The Guardian (Charlottetown)

‘The Balcony’ is riveting debut fiction

- BY KENDAL WEAVER

“The Balcony” (Little, Brown and Co.), by Jane Delury

A limestone manor, surrounded by fields and forests not far from Paris, is the main setting for “The Balcony,” a subtly crafted and richly rewarding debut book of fiction by Jane Delury.

With a servants’ cottage tucked nearby, the once-grand estate emerges as a central presence in the narrative, looming large in the passions and destinies of a changing cast of characters that own it or visit it over a century.

Delury’s book unfolds in 10 separate stories, each with its own title. While they work as compact, remarkable tales in themselves, they connect through characters and events and the manor and its environs - to create a riveting free-form novel.

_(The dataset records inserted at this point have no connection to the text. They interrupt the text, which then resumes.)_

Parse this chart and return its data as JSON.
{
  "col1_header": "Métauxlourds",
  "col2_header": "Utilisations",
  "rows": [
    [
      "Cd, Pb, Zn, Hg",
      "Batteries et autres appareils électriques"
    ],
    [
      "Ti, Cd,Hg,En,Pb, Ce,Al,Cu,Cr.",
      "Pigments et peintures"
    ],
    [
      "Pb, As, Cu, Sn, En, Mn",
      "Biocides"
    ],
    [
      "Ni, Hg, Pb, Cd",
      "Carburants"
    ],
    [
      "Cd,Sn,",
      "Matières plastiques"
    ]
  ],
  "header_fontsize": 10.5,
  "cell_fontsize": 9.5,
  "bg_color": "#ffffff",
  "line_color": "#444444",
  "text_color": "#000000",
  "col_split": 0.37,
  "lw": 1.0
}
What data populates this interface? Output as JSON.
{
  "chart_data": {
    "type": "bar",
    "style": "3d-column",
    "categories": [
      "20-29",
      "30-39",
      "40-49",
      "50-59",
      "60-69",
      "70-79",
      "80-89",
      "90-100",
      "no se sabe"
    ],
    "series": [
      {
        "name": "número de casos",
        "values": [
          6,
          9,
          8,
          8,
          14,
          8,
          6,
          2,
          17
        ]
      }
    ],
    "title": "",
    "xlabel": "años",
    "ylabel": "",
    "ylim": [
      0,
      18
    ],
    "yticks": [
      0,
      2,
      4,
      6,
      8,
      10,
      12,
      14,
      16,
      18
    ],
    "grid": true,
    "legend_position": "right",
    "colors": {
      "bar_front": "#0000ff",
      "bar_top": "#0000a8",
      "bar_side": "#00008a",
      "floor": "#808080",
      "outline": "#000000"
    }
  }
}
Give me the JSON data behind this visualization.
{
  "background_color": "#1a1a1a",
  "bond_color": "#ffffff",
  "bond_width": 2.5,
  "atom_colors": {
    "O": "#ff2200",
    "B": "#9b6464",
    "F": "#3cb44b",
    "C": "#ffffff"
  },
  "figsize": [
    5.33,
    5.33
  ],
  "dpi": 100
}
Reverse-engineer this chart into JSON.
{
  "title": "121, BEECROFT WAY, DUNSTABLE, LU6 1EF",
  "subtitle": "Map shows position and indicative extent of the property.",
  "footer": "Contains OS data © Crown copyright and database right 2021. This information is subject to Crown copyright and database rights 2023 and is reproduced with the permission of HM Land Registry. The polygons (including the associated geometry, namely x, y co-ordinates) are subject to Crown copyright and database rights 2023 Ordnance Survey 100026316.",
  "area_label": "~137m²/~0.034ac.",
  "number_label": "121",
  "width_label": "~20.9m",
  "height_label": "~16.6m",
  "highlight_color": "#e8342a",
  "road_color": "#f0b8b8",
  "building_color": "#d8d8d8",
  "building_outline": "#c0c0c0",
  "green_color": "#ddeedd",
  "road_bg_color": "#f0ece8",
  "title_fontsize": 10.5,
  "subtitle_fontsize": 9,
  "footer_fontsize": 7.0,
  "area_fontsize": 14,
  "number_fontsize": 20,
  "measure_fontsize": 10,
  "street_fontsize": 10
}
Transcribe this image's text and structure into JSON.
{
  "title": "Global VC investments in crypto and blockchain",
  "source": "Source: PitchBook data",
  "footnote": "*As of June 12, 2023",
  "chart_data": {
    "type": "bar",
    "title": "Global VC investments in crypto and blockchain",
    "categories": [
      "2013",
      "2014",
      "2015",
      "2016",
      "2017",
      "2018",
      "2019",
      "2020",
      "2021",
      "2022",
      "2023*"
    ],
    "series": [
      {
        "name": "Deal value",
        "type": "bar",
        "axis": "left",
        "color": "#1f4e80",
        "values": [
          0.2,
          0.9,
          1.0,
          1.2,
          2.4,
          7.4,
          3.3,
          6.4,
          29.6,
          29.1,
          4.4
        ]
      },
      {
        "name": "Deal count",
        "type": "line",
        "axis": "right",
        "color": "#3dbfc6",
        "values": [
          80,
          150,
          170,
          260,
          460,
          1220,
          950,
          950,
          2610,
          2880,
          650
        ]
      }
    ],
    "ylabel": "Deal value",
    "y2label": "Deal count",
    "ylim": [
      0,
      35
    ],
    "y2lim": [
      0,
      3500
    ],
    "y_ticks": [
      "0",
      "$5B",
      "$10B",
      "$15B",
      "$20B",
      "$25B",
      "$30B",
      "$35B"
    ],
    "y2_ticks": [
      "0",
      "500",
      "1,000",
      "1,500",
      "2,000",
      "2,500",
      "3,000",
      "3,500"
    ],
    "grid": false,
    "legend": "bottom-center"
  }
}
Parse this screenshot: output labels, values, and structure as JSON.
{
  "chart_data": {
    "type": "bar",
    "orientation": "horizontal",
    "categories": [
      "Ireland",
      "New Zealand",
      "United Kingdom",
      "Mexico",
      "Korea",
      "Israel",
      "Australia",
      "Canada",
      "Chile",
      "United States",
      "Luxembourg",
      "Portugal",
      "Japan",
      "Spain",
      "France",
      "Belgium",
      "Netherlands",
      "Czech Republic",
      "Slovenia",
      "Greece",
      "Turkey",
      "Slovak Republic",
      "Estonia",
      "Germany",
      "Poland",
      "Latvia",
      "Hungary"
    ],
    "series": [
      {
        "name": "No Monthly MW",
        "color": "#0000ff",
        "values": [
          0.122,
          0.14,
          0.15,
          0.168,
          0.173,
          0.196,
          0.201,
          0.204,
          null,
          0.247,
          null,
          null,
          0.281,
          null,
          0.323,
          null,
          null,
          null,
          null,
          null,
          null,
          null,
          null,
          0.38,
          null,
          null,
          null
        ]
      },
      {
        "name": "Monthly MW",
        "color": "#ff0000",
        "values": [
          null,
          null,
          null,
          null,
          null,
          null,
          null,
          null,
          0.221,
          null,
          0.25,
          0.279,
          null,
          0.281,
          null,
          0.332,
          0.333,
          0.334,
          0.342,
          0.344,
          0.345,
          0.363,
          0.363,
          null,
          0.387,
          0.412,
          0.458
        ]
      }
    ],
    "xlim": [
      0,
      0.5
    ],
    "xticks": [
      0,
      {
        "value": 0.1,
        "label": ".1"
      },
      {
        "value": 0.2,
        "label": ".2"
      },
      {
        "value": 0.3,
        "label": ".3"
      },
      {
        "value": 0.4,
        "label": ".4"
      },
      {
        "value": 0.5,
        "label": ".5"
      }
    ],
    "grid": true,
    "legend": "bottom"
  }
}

This narrative structure stand-alone stories woven around a central figure - is reminiscen­t of “Olive Kitteridge,” Elizabeth Strout’s Pulitzer Prize-winning book of stories built around the title character. It is no stretch to mention Delury and Strout in the same sentence: Delury’s debut book, with wise observatio­ns, intriguing twists and indelibly drawn characters, is filled with reading pleasures.

A possible flaw is Delury’s change of stylistic gears in the final story, “Between.”

It echoes themes of the book’s first, “Au Pair,” with a young married woman finding a lover on the side, but it is told in a stilted framework that may be confusing and jarring to the reader.